Geary passait d’une unité à l’autre et voyait se reproduire à peu près la même scène partout : des sections se déplaçant en gravité nulle dans les compartiments que leur avaient ouverts les ingénieurs, et cherchant toutes à découvrir les sas leur permettant de s’enfoncer plus avant dans les profondeurs du supercuirassé. « J’en ai trouvé un, annonça un des hommes. Ce sont ses commandes, ça ? Elles sont placées bien bas, presque au ras du pont.
— Mais quel couillon ! Ces types sont tout petits, n’oublie pas.
— Fermez-la, ordonna leur caporal. Sergent, ça y ressemble bien. Mais une sorte d’interrupteur à levier plutôt qu’un bouton.
— Lieutenant ?
— Attendez. D’accord, sergent. Le capitaine dit de l’ouvrir, mais tenez-vous prêts au cas où ils seraient derrière. Dégagez vos armes.
— Vu. Couvrez l’écoutille, tas de brêles. Lève le levier, Kezar. »
Geary attendit que le caporal Kezar remonte le couteau de l’interrupteur. Et attendit encore.

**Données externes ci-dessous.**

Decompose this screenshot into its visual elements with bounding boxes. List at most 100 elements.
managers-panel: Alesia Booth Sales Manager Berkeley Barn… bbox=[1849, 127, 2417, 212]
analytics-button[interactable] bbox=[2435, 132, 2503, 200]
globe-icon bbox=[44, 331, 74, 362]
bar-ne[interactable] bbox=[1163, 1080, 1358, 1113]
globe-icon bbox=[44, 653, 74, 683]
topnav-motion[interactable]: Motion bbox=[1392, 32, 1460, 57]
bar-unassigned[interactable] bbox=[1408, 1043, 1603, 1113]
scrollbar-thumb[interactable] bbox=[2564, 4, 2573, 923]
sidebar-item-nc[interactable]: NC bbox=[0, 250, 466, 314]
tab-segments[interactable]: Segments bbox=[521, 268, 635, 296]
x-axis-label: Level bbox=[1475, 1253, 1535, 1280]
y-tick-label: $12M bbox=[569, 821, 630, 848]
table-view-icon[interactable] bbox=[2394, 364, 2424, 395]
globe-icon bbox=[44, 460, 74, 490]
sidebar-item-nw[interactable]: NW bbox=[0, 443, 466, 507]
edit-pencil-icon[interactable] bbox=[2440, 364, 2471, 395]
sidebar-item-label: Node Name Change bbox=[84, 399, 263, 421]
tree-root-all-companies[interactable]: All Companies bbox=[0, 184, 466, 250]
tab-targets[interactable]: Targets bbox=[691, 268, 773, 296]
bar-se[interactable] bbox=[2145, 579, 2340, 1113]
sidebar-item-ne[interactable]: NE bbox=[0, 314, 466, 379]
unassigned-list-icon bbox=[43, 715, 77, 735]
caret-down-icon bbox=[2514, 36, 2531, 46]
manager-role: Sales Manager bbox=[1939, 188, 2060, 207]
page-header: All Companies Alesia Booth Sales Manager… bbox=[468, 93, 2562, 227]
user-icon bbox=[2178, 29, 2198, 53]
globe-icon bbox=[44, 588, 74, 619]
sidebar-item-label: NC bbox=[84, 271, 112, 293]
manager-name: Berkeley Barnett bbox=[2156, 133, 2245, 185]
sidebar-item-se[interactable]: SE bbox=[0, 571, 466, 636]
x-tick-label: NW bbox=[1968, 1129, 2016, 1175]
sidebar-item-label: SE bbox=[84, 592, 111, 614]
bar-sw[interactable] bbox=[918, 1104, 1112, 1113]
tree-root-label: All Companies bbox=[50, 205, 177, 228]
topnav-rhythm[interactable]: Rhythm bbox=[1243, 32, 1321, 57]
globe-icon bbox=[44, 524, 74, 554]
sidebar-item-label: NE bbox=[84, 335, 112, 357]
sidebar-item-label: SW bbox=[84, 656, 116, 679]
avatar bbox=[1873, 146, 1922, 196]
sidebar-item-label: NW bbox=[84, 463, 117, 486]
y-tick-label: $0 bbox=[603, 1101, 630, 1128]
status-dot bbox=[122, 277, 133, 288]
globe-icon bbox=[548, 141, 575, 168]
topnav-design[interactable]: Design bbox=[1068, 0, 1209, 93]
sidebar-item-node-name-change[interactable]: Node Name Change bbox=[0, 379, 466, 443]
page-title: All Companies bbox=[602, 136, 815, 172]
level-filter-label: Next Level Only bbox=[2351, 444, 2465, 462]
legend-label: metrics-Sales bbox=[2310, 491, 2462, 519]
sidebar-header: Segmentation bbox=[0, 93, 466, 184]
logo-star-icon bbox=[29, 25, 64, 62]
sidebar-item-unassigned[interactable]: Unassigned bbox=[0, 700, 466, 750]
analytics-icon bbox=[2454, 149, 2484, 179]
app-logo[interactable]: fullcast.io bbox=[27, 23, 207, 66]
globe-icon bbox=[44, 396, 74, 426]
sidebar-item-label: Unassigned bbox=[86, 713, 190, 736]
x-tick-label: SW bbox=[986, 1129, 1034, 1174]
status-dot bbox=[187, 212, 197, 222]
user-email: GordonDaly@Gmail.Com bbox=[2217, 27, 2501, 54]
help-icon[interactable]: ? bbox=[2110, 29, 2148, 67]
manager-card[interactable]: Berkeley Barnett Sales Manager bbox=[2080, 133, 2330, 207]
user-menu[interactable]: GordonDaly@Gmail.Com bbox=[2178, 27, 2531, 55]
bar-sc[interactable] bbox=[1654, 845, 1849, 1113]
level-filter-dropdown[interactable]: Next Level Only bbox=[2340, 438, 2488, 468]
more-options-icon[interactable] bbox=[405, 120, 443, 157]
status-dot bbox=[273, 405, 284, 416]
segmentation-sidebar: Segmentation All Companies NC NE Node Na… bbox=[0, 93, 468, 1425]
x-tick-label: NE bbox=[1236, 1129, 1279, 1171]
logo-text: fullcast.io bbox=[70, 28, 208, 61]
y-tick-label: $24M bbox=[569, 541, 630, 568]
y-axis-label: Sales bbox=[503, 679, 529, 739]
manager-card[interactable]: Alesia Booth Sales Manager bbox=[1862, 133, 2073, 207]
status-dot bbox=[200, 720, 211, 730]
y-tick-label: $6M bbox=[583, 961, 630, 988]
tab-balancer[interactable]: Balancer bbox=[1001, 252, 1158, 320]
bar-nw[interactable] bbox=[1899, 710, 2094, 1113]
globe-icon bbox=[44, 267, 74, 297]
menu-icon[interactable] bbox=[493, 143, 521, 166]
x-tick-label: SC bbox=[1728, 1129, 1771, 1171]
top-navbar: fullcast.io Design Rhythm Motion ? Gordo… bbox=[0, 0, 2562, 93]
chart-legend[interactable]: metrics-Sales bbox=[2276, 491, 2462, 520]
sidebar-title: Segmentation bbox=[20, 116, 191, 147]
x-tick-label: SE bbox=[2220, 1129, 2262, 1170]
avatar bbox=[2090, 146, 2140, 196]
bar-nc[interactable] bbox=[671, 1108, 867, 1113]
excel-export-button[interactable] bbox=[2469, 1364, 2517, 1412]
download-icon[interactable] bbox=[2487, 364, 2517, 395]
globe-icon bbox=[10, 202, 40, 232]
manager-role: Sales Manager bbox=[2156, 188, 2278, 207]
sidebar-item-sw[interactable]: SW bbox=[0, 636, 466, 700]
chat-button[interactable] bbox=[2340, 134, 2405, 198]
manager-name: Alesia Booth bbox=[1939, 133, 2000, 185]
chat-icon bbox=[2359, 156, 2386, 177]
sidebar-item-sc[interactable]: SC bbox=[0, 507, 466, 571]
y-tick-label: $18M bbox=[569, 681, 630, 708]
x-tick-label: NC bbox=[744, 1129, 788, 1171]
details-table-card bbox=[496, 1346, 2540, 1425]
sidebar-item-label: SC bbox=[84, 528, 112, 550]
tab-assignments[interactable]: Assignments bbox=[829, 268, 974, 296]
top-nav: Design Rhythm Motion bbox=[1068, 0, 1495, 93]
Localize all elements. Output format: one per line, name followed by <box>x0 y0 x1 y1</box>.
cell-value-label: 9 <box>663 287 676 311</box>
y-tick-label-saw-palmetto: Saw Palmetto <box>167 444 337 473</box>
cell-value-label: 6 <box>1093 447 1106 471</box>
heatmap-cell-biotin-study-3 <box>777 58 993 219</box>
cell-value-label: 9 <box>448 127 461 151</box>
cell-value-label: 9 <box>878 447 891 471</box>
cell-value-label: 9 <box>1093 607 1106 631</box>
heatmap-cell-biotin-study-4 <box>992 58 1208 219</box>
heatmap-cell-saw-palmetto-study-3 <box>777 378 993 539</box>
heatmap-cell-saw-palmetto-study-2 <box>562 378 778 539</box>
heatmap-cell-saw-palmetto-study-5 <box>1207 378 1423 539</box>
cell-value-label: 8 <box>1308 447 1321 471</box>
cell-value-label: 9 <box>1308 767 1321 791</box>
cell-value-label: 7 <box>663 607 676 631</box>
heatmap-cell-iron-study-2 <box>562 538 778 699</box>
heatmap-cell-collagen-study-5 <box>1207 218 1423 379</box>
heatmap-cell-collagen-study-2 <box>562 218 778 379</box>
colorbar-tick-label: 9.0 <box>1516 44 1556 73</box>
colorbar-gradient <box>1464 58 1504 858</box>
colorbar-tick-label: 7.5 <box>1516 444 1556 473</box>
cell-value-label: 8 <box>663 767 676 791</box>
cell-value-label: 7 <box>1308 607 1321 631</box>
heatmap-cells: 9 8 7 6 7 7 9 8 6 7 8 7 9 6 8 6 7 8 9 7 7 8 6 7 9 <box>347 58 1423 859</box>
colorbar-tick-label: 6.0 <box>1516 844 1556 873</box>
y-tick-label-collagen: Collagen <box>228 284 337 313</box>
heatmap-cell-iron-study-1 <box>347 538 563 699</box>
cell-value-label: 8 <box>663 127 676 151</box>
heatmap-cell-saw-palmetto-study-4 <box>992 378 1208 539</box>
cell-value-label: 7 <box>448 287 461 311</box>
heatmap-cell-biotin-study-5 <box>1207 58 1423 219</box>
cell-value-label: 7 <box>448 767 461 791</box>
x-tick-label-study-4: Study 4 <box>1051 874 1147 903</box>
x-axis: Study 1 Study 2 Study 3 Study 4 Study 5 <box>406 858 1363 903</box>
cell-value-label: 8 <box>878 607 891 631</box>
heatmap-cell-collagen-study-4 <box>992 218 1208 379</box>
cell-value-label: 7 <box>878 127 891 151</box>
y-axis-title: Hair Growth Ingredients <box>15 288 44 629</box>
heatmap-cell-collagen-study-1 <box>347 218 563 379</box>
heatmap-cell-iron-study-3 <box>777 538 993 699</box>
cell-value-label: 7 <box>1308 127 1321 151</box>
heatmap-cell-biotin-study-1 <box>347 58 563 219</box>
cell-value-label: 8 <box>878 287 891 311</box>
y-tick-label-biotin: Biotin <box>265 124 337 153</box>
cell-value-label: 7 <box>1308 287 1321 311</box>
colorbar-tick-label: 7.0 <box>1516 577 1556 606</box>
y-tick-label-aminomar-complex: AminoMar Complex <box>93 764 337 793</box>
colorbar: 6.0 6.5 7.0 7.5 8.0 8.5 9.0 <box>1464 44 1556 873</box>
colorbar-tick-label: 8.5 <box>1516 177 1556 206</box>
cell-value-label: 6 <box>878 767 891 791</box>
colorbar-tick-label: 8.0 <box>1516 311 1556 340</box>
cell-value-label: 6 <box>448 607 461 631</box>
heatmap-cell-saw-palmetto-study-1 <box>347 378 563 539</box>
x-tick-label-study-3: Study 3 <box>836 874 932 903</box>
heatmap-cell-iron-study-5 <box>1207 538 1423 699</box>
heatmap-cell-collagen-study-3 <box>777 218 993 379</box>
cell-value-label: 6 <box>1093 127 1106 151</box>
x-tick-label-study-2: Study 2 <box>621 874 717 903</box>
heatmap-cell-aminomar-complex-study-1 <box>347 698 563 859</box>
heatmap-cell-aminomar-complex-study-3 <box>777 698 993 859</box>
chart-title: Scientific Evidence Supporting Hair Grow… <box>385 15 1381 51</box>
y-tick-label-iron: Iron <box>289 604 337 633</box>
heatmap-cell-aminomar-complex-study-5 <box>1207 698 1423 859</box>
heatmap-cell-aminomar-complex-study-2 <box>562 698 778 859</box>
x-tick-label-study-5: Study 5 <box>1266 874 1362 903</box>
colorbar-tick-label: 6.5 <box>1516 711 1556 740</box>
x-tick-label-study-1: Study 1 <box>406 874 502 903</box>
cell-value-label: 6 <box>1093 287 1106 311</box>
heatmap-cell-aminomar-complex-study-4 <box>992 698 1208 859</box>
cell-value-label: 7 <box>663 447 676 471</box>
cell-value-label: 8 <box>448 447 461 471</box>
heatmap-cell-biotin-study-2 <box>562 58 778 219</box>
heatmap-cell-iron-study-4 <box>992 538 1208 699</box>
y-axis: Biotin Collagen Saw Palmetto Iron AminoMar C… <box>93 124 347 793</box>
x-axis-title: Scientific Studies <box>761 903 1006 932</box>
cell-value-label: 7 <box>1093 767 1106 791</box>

« Rien ne se passe, sergent.
— Je m’en rends compte. Lieutenant ?
— Aucun de ces interrupteurs n’ouvre une écoutille, sergent. Mettez votre bidouilleur au boulot.
— Cortez ! Viens ouvrir ce truc. »
Un fusilier s’accroupit près de l’interrupteur, ouvrit avec quelque difficulté le couvercle du boîtier et en examina l’intérieur. Geary changea d’angle de vue pour observer ce que faisait le soldat Cortez, mais il n’arrivait pas à distinguer ce qu’il voyait.
La voix du lieutenant se fit de nouveau entendre. « Alors ? Pouvez-vous outrepasser les commandes ?
— Je n’arrive même pas à les identifier ! protesta le soldat Cortez. Ce boîtier m’a tout l’air d’en faire office, mais…
— Alors trouvez l’alimentation. Les câbles ou…
— Je ne vois strictement rien qui corresponde à une alimentation, lieutenant, à part ce levier, et il n’est relié à aucun câble. Il y a juste une sorte de treillis dans… C’est quoi cette mélasse ? Un genre de gel ou quelque chose comme ça ?
— Vous ne pouvez pas… Par le…» Le lieutenant devait également voir ce que regardaient Cortez et Geary. « Comment diable ce machin fonctionne-t-il ?
— J’en sais rien, lieutenant. Tout ce que je sais, c’est que je ne peux pas trafiquer un truc qui ne marche pas du tout comme les nôtres. »
Des conversations plus ou moins identiques se tenaient partout où les unités de fantassins avaient effectué une pénétration. « Capitaine, nous allons devoir faire sauter les sas, annonça le lieutenant après avoir conféré avec son sergent.